Friday 6 May 2011

No Reservations

Published February 2008


A bit of advance warning. This week's article is heavily peppered (pun fully intended) with a large amount of personal bias. First off, let me just say that I love Anthony Bourdain. Not heard of him? Fine it's understandable that you may not have had the chance to pick up one of his books but if you have cable TV at home and are not living under a giant rock, there is a high likelihood that you have come across some of his shows as he travels around the world in "A Cook's Tour", looking for "kicks, thrills, epiphanies" and the "perfect meal". While filming he has had the opportunity to sample some of the most unusual ingredients in the world - whole cobra in Vietnam, seal eyeball in Alaska, warthog rectum in Namibia and fermented shark in Iceland. And he didn't shirk away from any of them. He does however admit to his intolerance towards most vegetables. As well as his refusal to allow Billy Joel's music to be played in his kitchens.

Saddled with the moniker "bad boy of cuisine", Tony is very clearly a man who is a chef's chef. Someone who smokes and drinks with the same amount of gusto he reserves for a beautiful cut of meat, combined with a tiny level of sexual innuendo and a strong hint of mischief as well as a pure and open passion for anything food related.

Born and raised in New York, Bourdain's introduction to food began as a child when he tasted his first oyster and described it as life altering : "I took it in my hand, tilted the shell back into my mouth as instructed by the now beaming Monsieur Saint-Jour and with one bite and a slurp, wolfed it down.
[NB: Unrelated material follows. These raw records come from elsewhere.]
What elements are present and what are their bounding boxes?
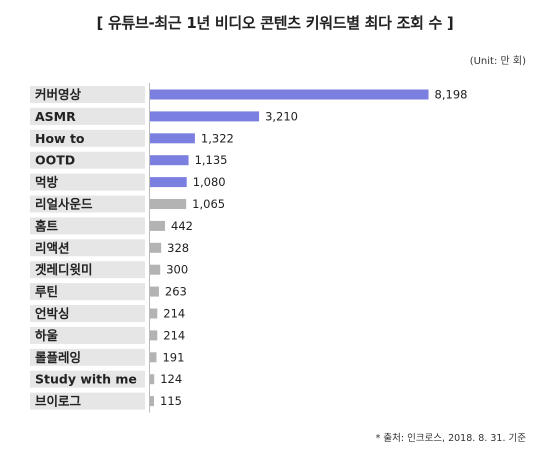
bar	[150, 374, 155, 385]
value-label: 1,322	[201, 131, 234, 145]
value-label: 442	[171, 219, 193, 233]
category-band	[30, 305, 145, 322]
value-label: 1,135	[195, 153, 228, 167]
bar	[150, 308, 158, 319]
source-note: * 출처: 인크로스, 2018. 8. 31. 기준	[375, 433, 526, 444]
value-label: 300	[166, 263, 188, 277]
value-label: 214	[163, 307, 185, 321]
category-band	[30, 195, 145, 213]
bar	[150, 199, 187, 209]
category-band	[30, 239, 145, 257]
value-label: 263	[165, 285, 187, 299]
category-band	[30, 261, 145, 279]
bar	[150, 242, 162, 253]
category-label: 먹방	[35, 175, 59, 190]
category-label: ASMR	[35, 109, 76, 124]
category-label: 홈트	[35, 218, 59, 233]
category-label: 롤플레잉	[35, 350, 81, 365]
category-label: 하울	[35, 328, 59, 343]
bar	[150, 89, 429, 100]
bar	[150, 133, 195, 144]
category-band	[30, 217, 145, 235]
category-band	[30, 173, 145, 191]
category-label: OOTD	[35, 153, 75, 168]
category-band	[30, 283, 145, 301]
chart-title: [ 유튜브-최근 1년 비디오 콘텐츠 키워드별 최다 조회 수 ]	[96, 14, 454, 32]
category-label: 겟레디윗미	[35, 262, 93, 277]
bar	[150, 220, 166, 231]
value-label: 214	[163, 328, 185, 342]
value-label: 328	[167, 241, 189, 255]
category-label: 리얼사운드	[35, 197, 93, 212]
value-label: 124	[160, 372, 182, 386]
unit-label: (Unit: 만 회)	[469, 56, 526, 67]
category-band	[30, 107, 145, 125]
category-band	[30, 392, 145, 410]
category-band	[30, 129, 145, 147]
category-band	[30, 348, 145, 366]
category-label: Study with me	[35, 372, 137, 387]
bar	[150, 286, 159, 297]
value-label: 1,065	[192, 197, 225, 211]
category-band	[30, 151, 145, 169]
value-label: 8,198	[435, 88, 468, 102]
value-label: 1,080	[193, 175, 226, 189]
category-label: 커버영상	[35, 87, 82, 102]
bar	[150, 264, 161, 275]
category-band	[30, 326, 145, 344]
category-label: 루틴	[35, 284, 58, 299]
bar	[150, 155, 189, 166]
value-label: 191	[162, 350, 184, 364]
category-label: How to	[35, 131, 85, 146]
bar	[150, 330, 158, 341]
category-label: 브이로그	[35, 394, 82, 409]
bar	[150, 396, 154, 407]
bar	[150, 177, 187, 188]
value-label: 3,210	[265, 109, 298, 123]
category-band	[30, 370, 145, 388]
category-label: 리액션	[35, 240, 70, 255]
bar	[150, 111, 260, 122]
bar	[150, 352, 157, 363]
category-band	[30, 86, 145, 103]
category-label: 언박싱	[35, 306, 70, 321]
value-label: 115	[160, 394, 182, 408]
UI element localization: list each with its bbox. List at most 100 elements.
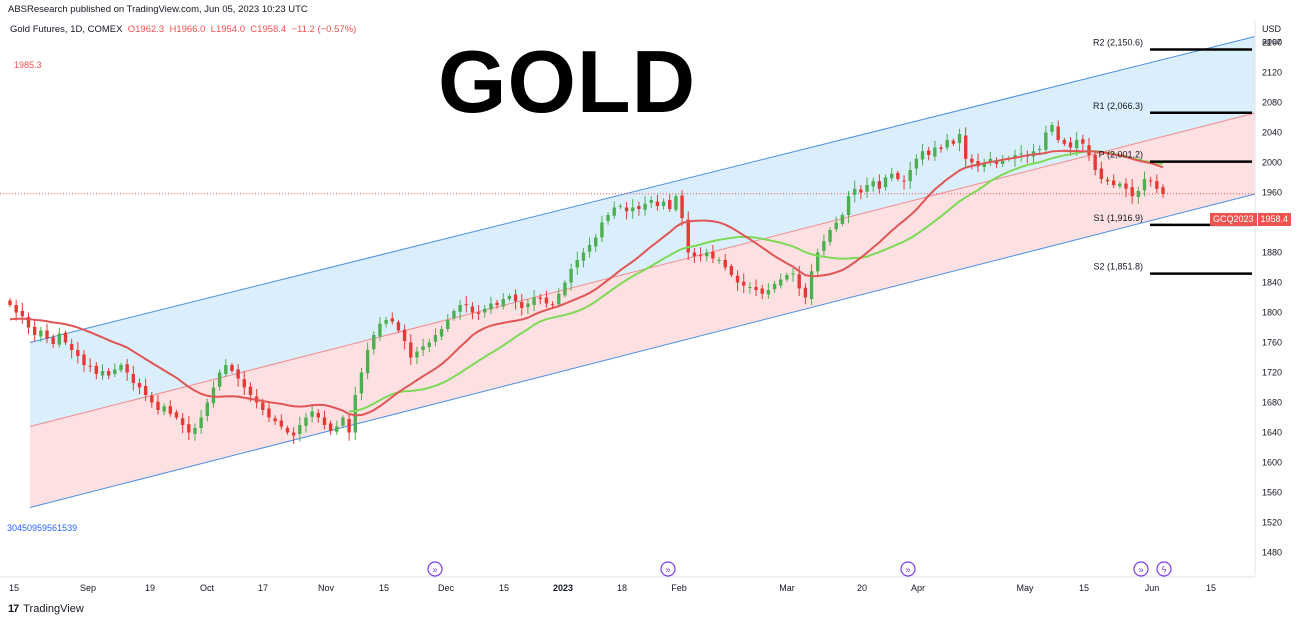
candle[interactable] [649, 196, 653, 209]
candle[interactable] [267, 401, 271, 422]
event-marker-icon[interactable] [1133, 561, 1149, 577]
candle[interactable] [119, 362, 123, 373]
candle[interactable] [409, 334, 413, 365]
candle[interactable] [137, 378, 142, 395]
candle[interactable] [341, 415, 345, 428]
candle[interactable] [655, 194, 660, 211]
candle[interactable] [501, 293, 505, 310]
candle[interactable] [94, 362, 99, 380]
candle[interactable] [729, 263, 734, 278]
candle[interactable] [1155, 174, 1159, 194]
candle[interactable] [421, 338, 425, 356]
candle[interactable] [963, 127, 968, 167]
event-lightning-icon[interactable] [1156, 561, 1172, 577]
candle[interactable] [766, 283, 771, 299]
candle[interactable] [896, 170, 900, 182]
candle[interactable] [20, 302, 25, 324]
candle[interactable] [180, 413, 185, 434]
candle[interactable] [711, 245, 715, 263]
candle[interactable] [1111, 174, 1116, 189]
candle[interactable] [982, 158, 986, 173]
candle[interactable] [76, 341, 80, 364]
candle[interactable] [779, 273, 783, 289]
candle[interactable] [82, 350, 86, 372]
candle[interactable] [668, 194, 672, 212]
candle[interactable] [113, 363, 117, 378]
candle[interactable] [890, 167, 894, 182]
candle[interactable] [631, 199, 635, 219]
candle[interactable] [686, 211, 690, 260]
candle[interactable] [217, 369, 222, 391]
candle[interactable] [100, 364, 105, 380]
candle[interactable] [32, 319, 37, 341]
candle[interactable] [1019, 145, 1023, 162]
candle[interactable] [143, 378, 148, 402]
symbol-name[interactable]: Gold Futures, 1D, COMEX [10, 24, 123, 35]
candle[interactable] [532, 290, 536, 311]
candle[interactable] [754, 279, 758, 297]
candle[interactable] [304, 413, 308, 433]
candle[interactable] [828, 227, 832, 246]
candle[interactable] [624, 202, 629, 220]
candle[interactable] [273, 415, 277, 425]
candle[interactable] [927, 146, 931, 161]
candle[interactable] [853, 180, 857, 203]
candle[interactable] [279, 414, 283, 430]
candle[interactable] [452, 308, 456, 321]
candle[interactable] [600, 215, 604, 242]
candle[interactable] [902, 175, 906, 190]
candle[interactable] [933, 140, 937, 161]
candle[interactable] [402, 324, 407, 350]
candle[interactable] [335, 420, 339, 435]
candle[interactable] [328, 420, 333, 435]
candle[interactable] [1081, 134, 1085, 151]
candle[interactable] [1056, 120, 1060, 144]
candle[interactable] [612, 201, 616, 219]
candle[interactable] [859, 185, 863, 200]
candle[interactable] [557, 287, 561, 308]
candle[interactable] [735, 270, 740, 291]
candle[interactable] [205, 398, 210, 422]
candle[interactable] [939, 144, 943, 153]
candle[interactable] [1130, 179, 1134, 204]
candle[interactable] [427, 338, 431, 353]
candle[interactable] [785, 272, 789, 282]
candle[interactable] [618, 203, 623, 209]
candle[interactable] [353, 386, 357, 440]
candle[interactable] [1050, 122, 1054, 136]
candle[interactable] [538, 293, 542, 305]
candle[interactable] [211, 380, 216, 408]
candle[interactable] [606, 212, 610, 225]
candle[interactable] [489, 296, 493, 314]
candle[interactable] [840, 212, 845, 227]
candle[interactable] [57, 327, 62, 348]
candle[interactable] [976, 153, 980, 173]
candle[interactable] [347, 413, 351, 441]
candle[interactable] [809, 263, 814, 305]
candle[interactable] [945, 134, 949, 151]
candle[interactable] [230, 362, 234, 374]
candle[interactable] [544, 290, 549, 308]
candle[interactable] [507, 293, 512, 302]
candle[interactable] [162, 403, 166, 416]
candle[interactable] [846, 191, 851, 224]
candle[interactable] [8, 298, 12, 308]
candle[interactable] [692, 248, 697, 263]
candle[interactable] [1099, 161, 1104, 184]
candle[interactable] [316, 409, 320, 423]
candle[interactable] [396, 320, 401, 333]
candle[interactable] [674, 194, 678, 212]
candle[interactable] [69, 338, 74, 359]
candle[interactable] [723, 254, 727, 271]
candle[interactable] [1136, 186, 1141, 204]
candle[interactable] [951, 138, 956, 147]
candle[interactable] [581, 248, 586, 268]
candle[interactable] [285, 425, 290, 435]
candle[interactable] [378, 317, 382, 341]
candle[interactable] [14, 299, 18, 321]
channel-upper-line[interactable] [29, 36, 1256, 343]
candle[interactable] [803, 283, 808, 305]
candle[interactable] [298, 416, 302, 442]
candle[interactable] [834, 216, 838, 233]
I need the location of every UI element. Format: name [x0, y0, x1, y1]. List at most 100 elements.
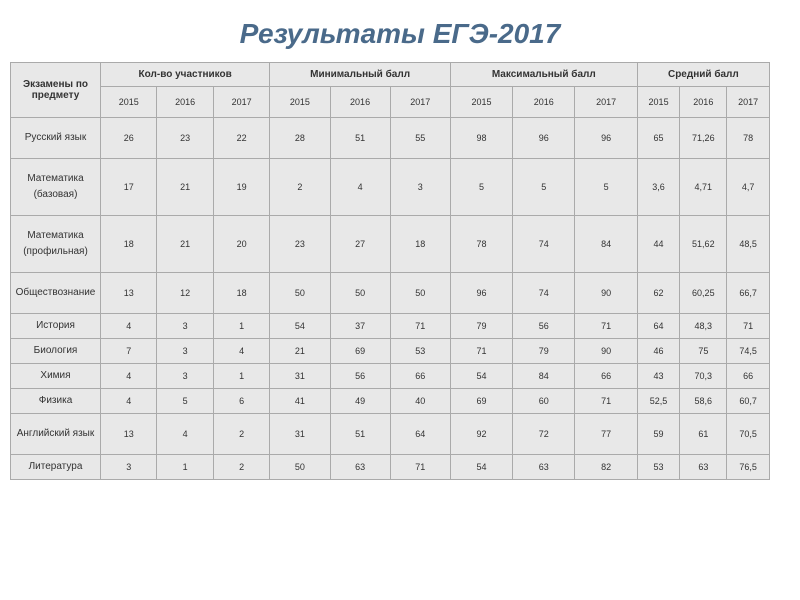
data-cell: 18: [101, 216, 157, 273]
header-year: 2015: [270, 87, 330, 118]
header-group-participants: Кол-во участников: [101, 63, 270, 87]
data-cell: 96: [513, 118, 575, 159]
data-cell: 69: [450, 389, 512, 414]
header-year: 2015: [637, 87, 680, 118]
data-cell: 5: [575, 159, 637, 216]
data-cell: 2: [270, 159, 330, 216]
header-year: 2016: [157, 87, 213, 118]
data-cell: 4: [157, 414, 213, 455]
data-cell: 70,3: [680, 364, 727, 389]
data-cell: 52,5: [637, 389, 680, 414]
page-title: Результаты ЕГЭ-2017: [0, 0, 800, 62]
header-year: 2017: [575, 87, 637, 118]
data-cell: 1: [157, 455, 213, 480]
data-cell: 60: [513, 389, 575, 414]
data-cell: 19: [213, 159, 269, 216]
data-cell: 65: [637, 118, 680, 159]
data-cell: 66,7: [727, 273, 770, 314]
table-row: Физика45641494069607152,558,660,7: [11, 389, 770, 414]
data-cell: 50: [390, 273, 450, 314]
table-row: Математика (профильная)18212023271878748…: [11, 216, 770, 273]
data-cell: 51: [330, 414, 390, 455]
data-cell: 71: [727, 314, 770, 339]
data-cell: 3: [390, 159, 450, 216]
data-cell: 71: [390, 314, 450, 339]
data-cell: 58,6: [680, 389, 727, 414]
data-cell: 2: [213, 414, 269, 455]
header-year: 2016: [513, 87, 575, 118]
data-cell: 46: [637, 339, 680, 364]
data-cell: 84: [513, 364, 575, 389]
header-year: 2016: [330, 87, 390, 118]
data-cell: 18: [390, 216, 450, 273]
header-group-avg: Средний балл: [637, 63, 769, 87]
data-cell: 5: [157, 389, 213, 414]
header-year: 2016: [680, 87, 727, 118]
data-cell: 60,7: [727, 389, 770, 414]
header-subject: Экзамены по предмету: [11, 63, 101, 118]
data-cell: 76,5: [727, 455, 770, 480]
table-row: Английский язык1342315164927277596170,5: [11, 414, 770, 455]
header-group-min: Минимальный балл: [270, 63, 450, 87]
data-cell: 23: [270, 216, 330, 273]
data-cell: 41: [270, 389, 330, 414]
data-cell: 31: [270, 364, 330, 389]
data-cell: 66: [575, 364, 637, 389]
data-cell: 71: [575, 389, 637, 414]
data-cell: 4: [213, 339, 269, 364]
data-cell: 61: [680, 414, 727, 455]
data-cell: 72: [513, 414, 575, 455]
data-cell: 54: [450, 455, 512, 480]
data-cell: 79: [513, 339, 575, 364]
data-cell: 3,6: [637, 159, 680, 216]
data-cell: 56: [330, 364, 390, 389]
data-cell: 22: [213, 118, 269, 159]
data-cell: 4,71: [680, 159, 727, 216]
data-cell: 71,26: [680, 118, 727, 159]
subject-cell: История: [11, 314, 101, 339]
data-cell: 53: [390, 339, 450, 364]
header-year: 2017: [213, 87, 269, 118]
data-cell: 44: [637, 216, 680, 273]
data-cell: 49: [330, 389, 390, 414]
table-row: Математика (базовая)1721192435553,64,714…: [11, 159, 770, 216]
data-cell: 37: [330, 314, 390, 339]
data-cell: 62: [637, 273, 680, 314]
subject-cell: Математика (базовая): [11, 159, 101, 216]
table-row: История4315437717956716448,371: [11, 314, 770, 339]
data-cell: 51,62: [680, 216, 727, 273]
data-cell: 54: [450, 364, 512, 389]
header-year: 2015: [101, 87, 157, 118]
data-cell: 79: [450, 314, 512, 339]
data-cell: 54: [270, 314, 330, 339]
data-cell: 53: [637, 455, 680, 480]
results-table: Экзамены по предмету Кол-во участников М…: [10, 62, 770, 480]
data-cell: 40: [390, 389, 450, 414]
data-cell: 27: [330, 216, 390, 273]
data-cell: 4: [330, 159, 390, 216]
header-year: 2015: [450, 87, 512, 118]
table-row: Обществознание1312185050509674906260,256…: [11, 273, 770, 314]
data-cell: 13: [101, 273, 157, 314]
data-cell: 28: [270, 118, 330, 159]
data-cell: 63: [513, 455, 575, 480]
data-cell: 74: [513, 216, 575, 273]
data-cell: 66: [390, 364, 450, 389]
data-cell: 21: [157, 216, 213, 273]
subject-cell: Литература: [11, 455, 101, 480]
data-cell: 5: [450, 159, 512, 216]
data-cell: 12: [157, 273, 213, 314]
data-cell: 4: [101, 364, 157, 389]
data-cell: 78: [727, 118, 770, 159]
subject-cell: Химия: [11, 364, 101, 389]
data-cell: 18: [213, 273, 269, 314]
subject-cell: Английский язык: [11, 414, 101, 455]
data-cell: 7: [101, 339, 157, 364]
data-cell: 55: [390, 118, 450, 159]
data-cell: 96: [575, 118, 637, 159]
table-header: Экзамены по предмету Кол-во участников М…: [11, 63, 770, 118]
data-cell: 78: [450, 216, 512, 273]
subject-cell: Обществознание: [11, 273, 101, 314]
subject-cell: Биология: [11, 339, 101, 364]
data-cell: 31: [270, 414, 330, 455]
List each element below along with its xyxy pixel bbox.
It tasted of seawater...of brine and flesh...and somehow...of the future."

A humble beginning as a dishwasher in a small Provincetown fish restaurant led to classes at the Culinary Institute of America. After working in some of the most prominent restaurants in New York Bourdain became Executive Chef at Les Halles Brasserie and still holds fort there even as he trots the globe in search of a new food experience. His thorough and consistent writing in exposing the true lifestyle of chefs in kitchens everywhere is largely based on his own personal experience.

The author of nine books including the phenomenal "Kitchen Confidential : Adventures In The Culinary Underbelly" Bourdain's writing and wit has been enormously popular around the world. Gritty enough for the uninitiated while still being fittingly appropriate for most self-proclaimed gourmands, Bourdain offers up the most honest chronicles I have ever come across. A brutally straightforward and hilarious memoir of a very complex chef with a rock star mentality, Bourdain shares pearls of kitchen wisdom with the masses :

* Diners are encouraged not to order fish on Mondays as it would have been sitting in the freezer over the weekend and therefore wouldn't be as fresh as you'd like.

* Always check out the bathrooms of a restaurant. It'll give you a good indication of the cleanliness of the kitchen too.

* The breadbaskets offered at your table would have probably been recycled from the table of other diners.

* In most kitchens, the 'three second rule' applies. If food is dropped on the floor and rescued within three seconds then it is still considered edible.

My introduction to Bourdain began in the early days of 2002. I was at an overseas airport traveling back home and had hours to kill. With nothing to do except skulk around the duty free areas and book shops, I came across "Kitchen Confidential". How cool, I thought to myself. And after reading the brief synopsis on the jacket I decided that this was the book for me. To say that I sunk my teeth into it and devoured it thoroughly over the next few hours is a laughable understatement. This was quickly followed up with my zest to find as many of his books as I could. I was elated when I managed to track down "A Cook's Tour" and was quietly in awe and fully aware of the great recipes I was about to absorb when I lovingly unwrapped and began to read "Anthony Bourdain's Les Halles Cookbook"

When asked in a recent interview about what makes the worst type of customer, Bourdain replied, 'The worst? Easy. The man who comes in and as soon as you see or hear him you know he's saying, "I am determined, no matter what happens, to have a miserable time tonight. Whether the food is great or not, and no matter what the wine and service are like, I will show off in front of my companions and make life hell for the waiter, because my life is all about power and I am a seriously unhappy jerk." There are plenty of them. Everywhere. Them and the psycho food nerds. They take notes while eating. They're not the very worst but they're worrisome, demanding for the chef. Chefs and regular restaurant-goers are the best, and leave the best tips. I love other chefs.'


In his book 'Nasty Bits' Bourdain makes his opinions blatantly and side-splittingly clear in stating that "the terrible sameness of some of-the-momentPacific Rim, Pan-Asian and Nuevo Latino menus, in which chefs misuse Asian or South American ingredients with the single-minded enthusiasm of golden retrievers in heat, attempting coitus with one's leg blindly and unproductively."

Having dabbled in professional kitchens myself many years ago, I have a strong affinity for those who don the kitchen whites. And no other celebrity chef understands the bond between cooks and what it is that makes the lifestyle more than tolerable than Anthony Bourdain himself.